Site icon Riau Pos

Kata Menkopolhukam, Omnibus Law Tak Kekang Kebebasan Pers

kata-menkopolhukam-omnibus-law-tak-kekang-kebebasan-pers

JAKARTA (RIAUPOS.CO) – Menanggapi banyaknya analisis dan protes kalangan pers bahwa Omnibus Law akan mengekang kebebasan pers, Menkopolhukam Mahfud MD memastikan hal itu tidak terjadi. Ia menyebut Omnibus Law disusun pemerintah dengan tujuan untuk menyederhanakan segala izin, bukan untuk mengekang kebebasan pers.

Hal itu disampaikan Mahfud terkait isi draf RUU Cipta Kerja (Cika) yang telah disampaikan kepada DPR. Selain mengatur soal investasi dan ketenagakerjaan, RUU ini juga memasukkan revisi sejumlah pasal dalam Undang-Undang Nomor 40 tahun 1999 tentang Pers. Setidaknya ada dua pasal yang akan diubah, yaitu soal modal asing dan ketentuan pidana.

"Pokoknya gini, kita memberi kesempatan kepada masyarakat untuk membahas dan tidak boleh ada pengekangan terhadap kebebasan pers," ujar Mahfud di Kantor Kemenkopolhukam Jalan Merdeka Barat, Jakarta Pusat, Selasa (18/2).

"Ini undang-undang kan untuk mempermudah, kok malah mau mengekang kebebasan pers itu tidak boleh," sambungnya.

Lebih lanjut, terkait hal itu Mahfud mengaku telah terlibat dalam pembicaraan dengan pihak Dewan Pers. Ke depan, kata Mahfud, pemerintah mempersilahkan Dewan Pers menyampaikan keberatannya dalam ranah pembahasan di tingkat DPR.

"Sebab itu saya sudah bicara dengan Dewan Pers. Silakan sampaikan ke DPR mana-mana yang isi tidak disetujui. Kalau itu soal setuju atau tidak setuju tuh dibahas di DPR nanti," ucap Mahfud seperti dilansir Kumparan, Antara, JPNN, dan media lainnya.

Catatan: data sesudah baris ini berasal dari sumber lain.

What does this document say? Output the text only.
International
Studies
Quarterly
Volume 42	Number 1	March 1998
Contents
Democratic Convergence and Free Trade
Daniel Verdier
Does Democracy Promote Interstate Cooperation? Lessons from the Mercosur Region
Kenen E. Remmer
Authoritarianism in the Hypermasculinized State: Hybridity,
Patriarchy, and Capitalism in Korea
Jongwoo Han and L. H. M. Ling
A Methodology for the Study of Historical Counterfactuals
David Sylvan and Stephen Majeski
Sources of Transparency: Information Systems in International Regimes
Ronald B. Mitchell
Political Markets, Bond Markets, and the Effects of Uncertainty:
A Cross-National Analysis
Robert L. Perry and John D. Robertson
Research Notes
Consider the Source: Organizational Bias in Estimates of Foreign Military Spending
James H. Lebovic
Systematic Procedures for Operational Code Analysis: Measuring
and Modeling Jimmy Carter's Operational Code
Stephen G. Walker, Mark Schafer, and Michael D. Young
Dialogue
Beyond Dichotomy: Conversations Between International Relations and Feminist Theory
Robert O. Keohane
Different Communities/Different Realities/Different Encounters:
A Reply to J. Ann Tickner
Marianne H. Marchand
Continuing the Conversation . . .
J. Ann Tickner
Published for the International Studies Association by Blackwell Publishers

Berikut isi RUU Cipta Kerja pasal 18 yang mengatur tentang Pers;

(2) Perusahaan pers yang melanggar ketentuan Pasal 5 ayat (1) dan ayat (2), serta Pasal 13 dipidana dengan pidana denda paling banyak Rp2.000.000.000,00 (dua miliar rupiah).

Tak hanya terkait kebebasan pers, pemerintah, menurut Mahfud, sebelumnya telah diberondong pertanyaan soal tak logisnya isi Pasal 170 dari Omnibus law Cipta Kerja (Cika). Berbedanya pendapat sejumlah orang dalam menafsirkan isi pasal, kata Mahfud, nantinya akan diberikan ruang diskusi yang cukup untuk membahasnya oleh pihak DPR.

"Kalau yang dianggap bermasalah  beda pendapat soal aspirasi itu dibahas di DPR nanti. Kan ndak ada, yang ada (dalam pasal, red) 170 itu memang harus diperbaiki ya tetapi yang lain itu bukan karena salah tapi karena orang beda pendapat. Kalau beda pendapat diperdebatkan di DPR," kata Mahfud.

Sebelumnya banyak elemen masyarakat, salah satunya dunia pers yang diwakili beberapa organisasi pers, menilai rancangan UU tersebut seperti sebuah jebakan yang akan mengebiri kebebasan pers. Padahal, sejak era Reformasi, pemerintah sudah tidak ikut campur secara langsung dalam permasalah pers.